From an acting perspective, the movie was extremely well done. The characters were sharply and poignantly portrayed. It shared some similarities in that regard to Fargo.
In terms of the movie’s message, ostensibly that the world is going to hell in a hand basket (a point of view I’m not sure I disagree with), and that people holding on to the old values and social mores of decency and morality, are ill-equipped to deal with this new level of evil; I wonder.
Maybe that’s true. Tommy Lee Jone’s character, the small town Sheriff, seems to come to that conclusion in his closing soliloquy. It would appear that he is ready to “be done” and has come to the conclusion that the kind of world he has found himself in, is not one worth participating in.
These are philosophical thoughts I found myself thinking upon reading Vince Flynn’s Extreme Measures. Is there a point at which descent to the level necessary to fight this kind of evil just becomes pointless in that it makes each side indistinguishable from the other? In other words, “What profit a man if he gain the whole world, but lose his own soul?” Or perhaps Nietzsche’s: “He who fights with monsters might take care lest he thereby become a monster. And if you gaze for long into an abyss, the abyss gazes also into you.”

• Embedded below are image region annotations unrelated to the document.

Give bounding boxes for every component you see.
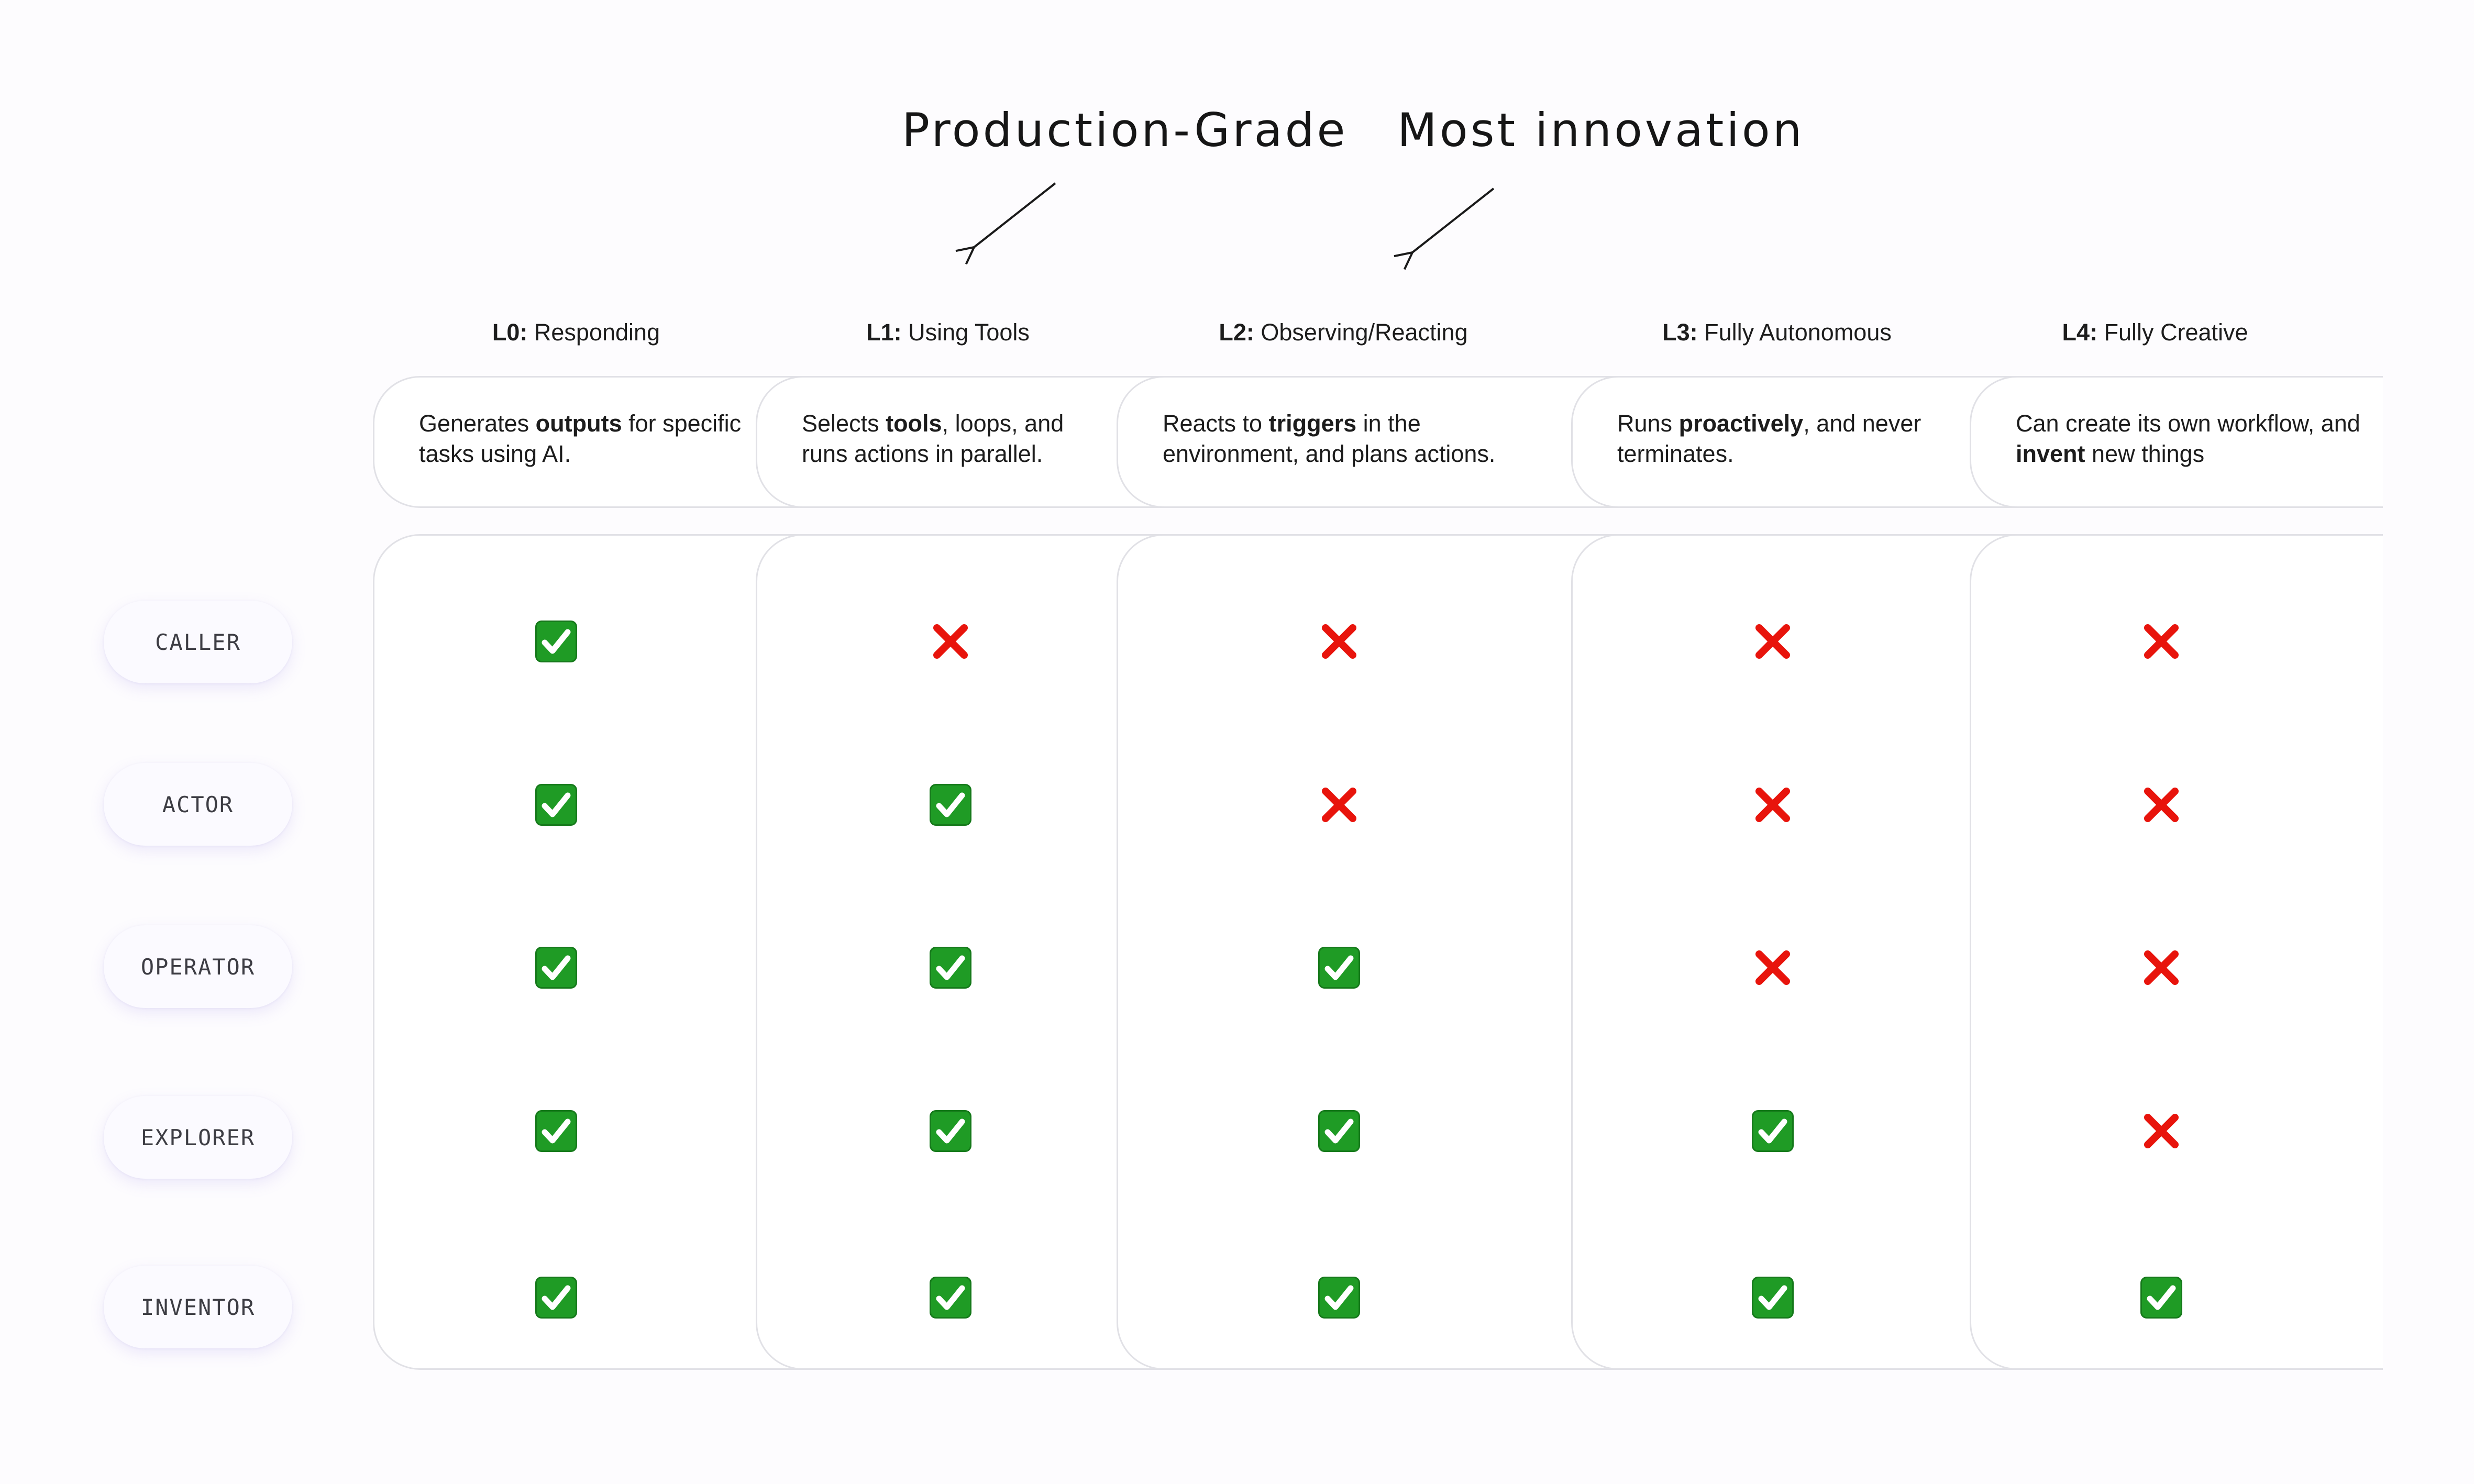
level-name: Observing/Reacting xyxy=(1254,319,1468,346)
role-label: ACTOR xyxy=(162,791,234,817)
level-id: L3: xyxy=(1662,319,1698,346)
role-operator: OPERATOR xyxy=(104,925,292,1008)
cross-mark-icon xyxy=(2140,947,2182,989)
level-name: Fully Autonomous xyxy=(1697,319,1892,346)
role-label: EXPLORER xyxy=(140,1124,256,1150)
column-header-l2: L2: Observing/Reacting xyxy=(1219,320,1467,344)
level-description: Reacts to triggers in the environment, a… xyxy=(1163,408,1560,469)
cross-mark-icon xyxy=(930,621,971,662)
check-mark-icon xyxy=(2140,1277,2182,1319)
check-mark-icon xyxy=(535,947,577,989)
level-id: L2: xyxy=(1219,319,1254,346)
check-mark-icon xyxy=(930,784,971,826)
role-inventor: INVENTOR xyxy=(104,1266,292,1348)
cross-mark-icon xyxy=(2140,784,2182,826)
level-description: Runs proactively, and never terminates. xyxy=(1617,408,1958,469)
description-text: new things xyxy=(2085,440,2205,467)
description-text: Generates xyxy=(419,410,536,437)
role-label: INVENTOR xyxy=(140,1294,256,1320)
check-mark-icon xyxy=(1318,1277,1360,1319)
check-mark-icon xyxy=(1318,947,1360,989)
column-header-l0: L0: Responding xyxy=(492,320,660,344)
role-actor: ACTOR xyxy=(104,763,292,846)
description-text: for specific tasks using AI. xyxy=(419,410,742,467)
description-emphasis: triggers xyxy=(1268,410,1357,437)
level-id: L0: xyxy=(492,319,528,346)
cross-mark-icon xyxy=(2140,621,2182,662)
check-mark-icon xyxy=(930,1110,971,1152)
check-mark-icon xyxy=(930,1277,971,1319)
level-description: Generates outputs for specific tasks usi… xyxy=(419,408,744,469)
level-id: L4: xyxy=(2062,319,2097,346)
most-innovation-annotation: Most innovation xyxy=(1397,103,1805,157)
level-name: Responding xyxy=(527,319,660,346)
column-header-l3: L3: Fully Autonomous xyxy=(1662,320,1892,344)
arrow-icon xyxy=(1412,187,1495,252)
production-grade-annotation: Production-Grade xyxy=(902,103,1348,157)
description-text: in the environment, and plans actions. xyxy=(1163,410,1496,467)
cross-mark-icon xyxy=(1318,621,1360,662)
description-emphasis: outputs xyxy=(535,410,622,437)
description-text: Runs xyxy=(1617,410,1679,437)
cross-mark-icon xyxy=(1752,947,1794,989)
column-header-l1: L1: Using Tools xyxy=(866,320,1030,344)
cross-mark-icon xyxy=(1752,784,1794,826)
check-mark-icon xyxy=(535,621,577,662)
check-mark-icon xyxy=(1752,1110,1794,1152)
role-explorer: EXPLORER xyxy=(104,1096,292,1179)
description-card-l4 xyxy=(1970,376,2383,508)
column-header-l4: L4: Fully Creative xyxy=(2062,320,2248,344)
role-label: CALLER xyxy=(155,629,241,655)
check-mark-icon xyxy=(535,784,577,826)
check-mark-icon xyxy=(930,947,971,989)
description-text: Selects xyxy=(802,410,886,437)
level-name: Using Tools xyxy=(901,319,1030,346)
description-emphasis: tools xyxy=(886,410,942,437)
description-emphasis: proactively xyxy=(1678,410,1804,437)
description-text: Reacts to xyxy=(1163,410,1269,437)
check-mark-icon xyxy=(1318,1110,1360,1152)
level-name: Fully Creative xyxy=(2097,319,2248,346)
role-label: OPERATOR xyxy=(140,954,256,980)
cross-mark-icon xyxy=(1752,621,1794,662)
check-mark-icon xyxy=(1752,1277,1794,1319)
cross-mark-icon xyxy=(2140,1110,2182,1152)
description-text: Can create its own workflow, and xyxy=(2016,410,2360,437)
level-description: Selects tools, loops, and runs actions i… xyxy=(802,408,1105,469)
description-text: , loops, and runs actions in parallel. xyxy=(802,410,1064,467)
level-description: Can create its own workflow, and invent … xyxy=(2016,408,2371,469)
cross-mark-icon xyxy=(1318,784,1360,826)
check-mark-icon xyxy=(535,1110,577,1152)
check-mark-icon xyxy=(535,1277,577,1319)
description-text: , and never terminates. xyxy=(1617,410,1921,467)
role-caller: CALLER xyxy=(104,601,292,683)
arrow-icon xyxy=(974,182,1056,247)
description-emphasis: invent xyxy=(2016,440,2085,467)
level-id: L1: xyxy=(866,319,902,346)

So, from the aspect of making one think, the movie was a success.
From an entertainment perspective, it was a downer. Too much realism for me, I want to suspend disbelief but be aware that I am doing so. In this movie, there wasn’t so much to suspend disbelief of. I’d put this in the same category as “American History X”.
From a story-line and flow, my wife thought the movie was slow paced. I didn’t really notice that, but I found the end to be rather like a Neal Stephenson novel, abrupt. The viewer spends the entire movie focused on the LLewelyn Moss character and then he’s just … dead. You only see his body for a split second, you’re not quite sure it’s him, who killed him or what happened. Maybe that was the point, to emphasize that he never really had a chance, and it was never about him.
I doubt I’ll ever watch it again, but I’m still thinking about it.